La lama finì di straziargli la ferita. Nessun seghetto comparve nelle mani del chirurgo. Solo un’espressione seria, quasi compiaciuta.
«Richiudiamola, vediamo cosa ne sarà nei prossimi giorni.»
Rilassò la schiena madida contro il tavolo, chiuse gli occhi. Stravolto, lasciandosi cullare verso un delirio infuocato.
S
«Mi sembra ovvio che non possiamo andare a Kingston.» Alvaro bisbigliò stizzito, dandosi una lunga occhiata alle spalle. «Ma per il momento dobbiamo starcene zitti e buoni.»
Il rumore ritmico del cucchiaio che graffiava il legno, lo fece voltare verso Scarlett che se ne stava in silenzio, con gli occhi altrove, le labbra serrate.
Durante la fuga sulle scialuppe Jeffry era riuscito a richiuderle come meglio poteva la ferita alla scapola e a parte molti graffi e schegge, non aveva subito altri danni fisici. Non c’era febbre.
Solo silenzio.
Mangiava, beveva. Ma nulla usciva da quelle labbra. Ogni tanto sospirava, ma la sua espressione rimaneva immutata, ferma, immobile, in una smorfia serrata che non trasmetteva nessun tipo di emozione.
Pareva che si fosse trasformata nella polena di una nave che scrutava l’orizzonte, immobile a prua.

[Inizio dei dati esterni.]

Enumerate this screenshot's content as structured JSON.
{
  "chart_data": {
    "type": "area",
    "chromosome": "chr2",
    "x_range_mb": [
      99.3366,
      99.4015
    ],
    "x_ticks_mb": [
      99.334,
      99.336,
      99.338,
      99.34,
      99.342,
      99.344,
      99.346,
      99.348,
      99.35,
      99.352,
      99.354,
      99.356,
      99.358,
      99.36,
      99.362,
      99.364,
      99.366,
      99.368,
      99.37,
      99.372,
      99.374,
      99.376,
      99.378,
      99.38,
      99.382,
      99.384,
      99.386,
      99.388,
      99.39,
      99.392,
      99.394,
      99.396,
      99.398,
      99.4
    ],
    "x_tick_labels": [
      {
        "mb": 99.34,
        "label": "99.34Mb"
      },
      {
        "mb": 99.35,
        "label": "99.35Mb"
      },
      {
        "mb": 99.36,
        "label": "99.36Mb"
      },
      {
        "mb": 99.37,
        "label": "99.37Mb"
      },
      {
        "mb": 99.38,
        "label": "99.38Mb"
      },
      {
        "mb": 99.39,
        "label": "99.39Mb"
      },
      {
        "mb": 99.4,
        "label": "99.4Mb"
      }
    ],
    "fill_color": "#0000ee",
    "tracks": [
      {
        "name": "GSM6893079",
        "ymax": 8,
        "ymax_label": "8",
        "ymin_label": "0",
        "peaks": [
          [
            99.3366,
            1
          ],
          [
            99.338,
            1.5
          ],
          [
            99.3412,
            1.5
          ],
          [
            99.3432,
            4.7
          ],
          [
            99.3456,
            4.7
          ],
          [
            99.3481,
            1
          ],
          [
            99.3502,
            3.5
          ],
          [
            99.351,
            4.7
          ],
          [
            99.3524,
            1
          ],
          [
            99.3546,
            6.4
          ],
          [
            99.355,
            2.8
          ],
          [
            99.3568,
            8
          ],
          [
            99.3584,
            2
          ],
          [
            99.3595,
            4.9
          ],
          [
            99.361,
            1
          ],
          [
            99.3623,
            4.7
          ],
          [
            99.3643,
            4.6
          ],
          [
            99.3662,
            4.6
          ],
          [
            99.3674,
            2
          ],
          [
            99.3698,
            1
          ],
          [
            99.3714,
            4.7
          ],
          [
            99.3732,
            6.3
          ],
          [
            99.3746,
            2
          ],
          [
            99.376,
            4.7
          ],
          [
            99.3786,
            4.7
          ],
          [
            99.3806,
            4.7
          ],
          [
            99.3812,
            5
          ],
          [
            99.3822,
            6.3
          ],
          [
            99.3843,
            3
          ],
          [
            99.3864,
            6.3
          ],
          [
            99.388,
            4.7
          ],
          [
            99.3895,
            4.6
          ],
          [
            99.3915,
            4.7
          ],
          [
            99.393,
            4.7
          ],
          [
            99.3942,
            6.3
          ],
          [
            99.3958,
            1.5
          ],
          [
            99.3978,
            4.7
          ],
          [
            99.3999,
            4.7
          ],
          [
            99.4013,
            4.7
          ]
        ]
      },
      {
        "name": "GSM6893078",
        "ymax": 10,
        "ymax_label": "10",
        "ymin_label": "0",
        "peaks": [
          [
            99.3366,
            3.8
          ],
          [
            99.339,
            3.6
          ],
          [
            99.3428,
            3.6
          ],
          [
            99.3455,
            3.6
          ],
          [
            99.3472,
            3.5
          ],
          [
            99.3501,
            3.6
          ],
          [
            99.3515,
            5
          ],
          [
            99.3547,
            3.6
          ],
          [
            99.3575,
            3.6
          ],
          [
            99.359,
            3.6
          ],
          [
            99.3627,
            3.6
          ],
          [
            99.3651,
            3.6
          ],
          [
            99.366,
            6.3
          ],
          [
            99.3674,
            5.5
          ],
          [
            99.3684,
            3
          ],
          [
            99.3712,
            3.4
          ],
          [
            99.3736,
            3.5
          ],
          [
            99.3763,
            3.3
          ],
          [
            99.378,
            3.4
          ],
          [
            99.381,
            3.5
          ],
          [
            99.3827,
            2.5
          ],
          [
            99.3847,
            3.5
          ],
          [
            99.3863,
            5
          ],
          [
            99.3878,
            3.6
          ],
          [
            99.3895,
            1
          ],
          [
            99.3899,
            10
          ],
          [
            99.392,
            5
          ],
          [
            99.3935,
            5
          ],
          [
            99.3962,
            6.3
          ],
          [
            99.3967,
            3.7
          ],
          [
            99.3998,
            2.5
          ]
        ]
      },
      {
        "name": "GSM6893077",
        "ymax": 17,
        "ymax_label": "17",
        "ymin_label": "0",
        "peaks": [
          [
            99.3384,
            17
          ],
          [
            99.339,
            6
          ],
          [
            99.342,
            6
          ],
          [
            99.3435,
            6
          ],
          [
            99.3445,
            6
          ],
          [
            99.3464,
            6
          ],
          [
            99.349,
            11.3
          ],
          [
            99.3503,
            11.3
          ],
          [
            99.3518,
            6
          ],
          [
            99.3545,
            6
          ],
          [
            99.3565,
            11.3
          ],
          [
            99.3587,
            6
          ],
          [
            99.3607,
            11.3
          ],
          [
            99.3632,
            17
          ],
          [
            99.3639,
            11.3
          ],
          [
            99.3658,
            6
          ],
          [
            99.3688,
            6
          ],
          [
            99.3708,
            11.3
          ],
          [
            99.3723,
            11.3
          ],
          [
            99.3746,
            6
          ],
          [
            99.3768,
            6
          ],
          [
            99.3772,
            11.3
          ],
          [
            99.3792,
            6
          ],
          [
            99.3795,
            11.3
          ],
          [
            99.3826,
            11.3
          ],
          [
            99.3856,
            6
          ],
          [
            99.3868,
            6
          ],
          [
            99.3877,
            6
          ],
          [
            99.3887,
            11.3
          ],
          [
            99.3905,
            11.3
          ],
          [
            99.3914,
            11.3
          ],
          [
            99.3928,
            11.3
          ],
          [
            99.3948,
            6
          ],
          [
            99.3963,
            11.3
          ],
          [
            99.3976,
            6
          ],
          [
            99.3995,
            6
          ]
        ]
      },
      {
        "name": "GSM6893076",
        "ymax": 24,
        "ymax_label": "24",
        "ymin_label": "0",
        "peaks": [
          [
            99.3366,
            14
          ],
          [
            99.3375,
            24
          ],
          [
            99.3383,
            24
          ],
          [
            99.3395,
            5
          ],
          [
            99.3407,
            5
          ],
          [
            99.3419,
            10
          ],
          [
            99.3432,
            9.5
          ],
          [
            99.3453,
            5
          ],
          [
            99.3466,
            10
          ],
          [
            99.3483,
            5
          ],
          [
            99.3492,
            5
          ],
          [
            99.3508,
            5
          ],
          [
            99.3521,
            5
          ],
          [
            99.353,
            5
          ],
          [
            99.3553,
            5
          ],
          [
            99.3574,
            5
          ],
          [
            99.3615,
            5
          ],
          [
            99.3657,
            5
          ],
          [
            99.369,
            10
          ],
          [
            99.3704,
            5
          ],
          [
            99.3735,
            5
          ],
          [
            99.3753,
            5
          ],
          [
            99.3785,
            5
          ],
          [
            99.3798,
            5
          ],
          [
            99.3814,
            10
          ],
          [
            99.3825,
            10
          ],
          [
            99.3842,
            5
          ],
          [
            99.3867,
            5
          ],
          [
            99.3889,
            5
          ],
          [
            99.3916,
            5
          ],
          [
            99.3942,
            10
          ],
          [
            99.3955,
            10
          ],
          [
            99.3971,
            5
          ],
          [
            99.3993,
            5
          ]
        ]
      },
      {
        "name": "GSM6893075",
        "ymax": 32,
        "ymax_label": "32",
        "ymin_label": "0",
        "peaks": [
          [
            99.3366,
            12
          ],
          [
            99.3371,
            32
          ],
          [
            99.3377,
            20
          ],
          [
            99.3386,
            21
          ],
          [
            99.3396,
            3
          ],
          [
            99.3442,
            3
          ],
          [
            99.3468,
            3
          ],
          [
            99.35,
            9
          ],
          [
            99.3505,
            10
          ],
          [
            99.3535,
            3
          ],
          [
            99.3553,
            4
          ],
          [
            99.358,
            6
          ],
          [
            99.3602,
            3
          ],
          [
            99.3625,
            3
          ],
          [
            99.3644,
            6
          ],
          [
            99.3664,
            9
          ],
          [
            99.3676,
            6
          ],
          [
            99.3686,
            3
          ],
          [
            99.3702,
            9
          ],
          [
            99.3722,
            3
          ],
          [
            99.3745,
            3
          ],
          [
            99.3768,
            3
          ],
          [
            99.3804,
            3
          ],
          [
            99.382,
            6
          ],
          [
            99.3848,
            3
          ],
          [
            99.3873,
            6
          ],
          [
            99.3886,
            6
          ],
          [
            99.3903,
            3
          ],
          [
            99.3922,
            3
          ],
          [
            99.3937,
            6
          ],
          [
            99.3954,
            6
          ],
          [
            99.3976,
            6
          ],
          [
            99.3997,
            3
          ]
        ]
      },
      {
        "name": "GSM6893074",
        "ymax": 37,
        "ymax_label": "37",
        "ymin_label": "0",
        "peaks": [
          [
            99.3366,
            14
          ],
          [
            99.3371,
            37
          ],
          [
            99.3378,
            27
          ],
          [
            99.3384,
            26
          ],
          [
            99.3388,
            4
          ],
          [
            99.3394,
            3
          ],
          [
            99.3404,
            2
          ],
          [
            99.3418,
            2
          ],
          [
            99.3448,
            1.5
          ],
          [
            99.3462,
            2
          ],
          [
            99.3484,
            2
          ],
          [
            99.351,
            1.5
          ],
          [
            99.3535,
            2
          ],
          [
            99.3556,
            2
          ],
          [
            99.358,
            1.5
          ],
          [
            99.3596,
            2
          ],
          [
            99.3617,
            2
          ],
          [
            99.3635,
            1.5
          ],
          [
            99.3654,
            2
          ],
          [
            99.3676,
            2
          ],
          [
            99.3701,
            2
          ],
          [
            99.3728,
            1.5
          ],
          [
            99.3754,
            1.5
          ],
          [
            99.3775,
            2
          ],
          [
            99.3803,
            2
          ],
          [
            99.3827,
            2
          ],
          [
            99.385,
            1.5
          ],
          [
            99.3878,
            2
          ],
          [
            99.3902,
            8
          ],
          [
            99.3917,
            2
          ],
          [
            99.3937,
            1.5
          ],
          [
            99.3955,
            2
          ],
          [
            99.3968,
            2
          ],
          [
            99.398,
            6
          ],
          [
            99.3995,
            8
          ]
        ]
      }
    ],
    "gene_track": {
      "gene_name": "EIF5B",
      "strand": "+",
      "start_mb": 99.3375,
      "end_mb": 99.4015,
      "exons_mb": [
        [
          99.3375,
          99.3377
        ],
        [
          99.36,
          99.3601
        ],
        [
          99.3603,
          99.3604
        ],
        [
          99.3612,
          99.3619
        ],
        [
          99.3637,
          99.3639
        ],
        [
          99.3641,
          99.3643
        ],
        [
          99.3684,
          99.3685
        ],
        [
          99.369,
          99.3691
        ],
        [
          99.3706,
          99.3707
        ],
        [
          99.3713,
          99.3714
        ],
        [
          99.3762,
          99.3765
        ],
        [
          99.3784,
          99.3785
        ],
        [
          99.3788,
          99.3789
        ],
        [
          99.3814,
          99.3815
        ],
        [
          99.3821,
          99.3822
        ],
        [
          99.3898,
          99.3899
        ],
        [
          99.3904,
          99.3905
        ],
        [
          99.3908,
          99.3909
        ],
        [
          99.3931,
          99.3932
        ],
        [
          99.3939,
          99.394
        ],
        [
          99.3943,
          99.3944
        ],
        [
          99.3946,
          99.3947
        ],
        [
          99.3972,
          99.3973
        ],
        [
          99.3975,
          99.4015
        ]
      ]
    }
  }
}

Alvaro strinse i denti. Pensava a Christopher che annaspava nell’oceano. A Johnny, destinato a una cruda impiccagione.
Si ritrovò a invidiarla. Forse era meglio rimanere immobili, non muoversi. Scivolare in un oblio e non sentire nulla.
Dimenticarsi del mondo intorno.
Ma Scarlett il mondo intorno lo sentiva.
Non le era rimasto altro che il suono del suo cuore. Calmo, come forse non lo era mai stato. Cadenzato e tranquillo. C’erano i bisogni fisici. La fame e tutto il resto. Persino il sonno. Ma oltre non c’era altro se non una quiete assoluta.
Le voci arrivavano chiare e ogni dettaglio intorno a lei era percepito in maniera vivida. Il vento. Il mare contro le murate. Il cigolio del veliero. Le imprecazioni dell’equipaggio e i colpi di tosse.
E i bisbigli. Un sussurrare che le arrivava limpido. Una parola. Round Robin. Le passò davanti agli occhi l’immagine del pirata che stramazzava al suolo, confusa con un viaggio su una scialuppa verso Devil’s Bay. Quasi risentì la voce di Chris che le spiegava il soprannome di quell’uomo gigante e per metà bruciato.
Il cuore accelerò il battito e la mano si chiuse a pugno.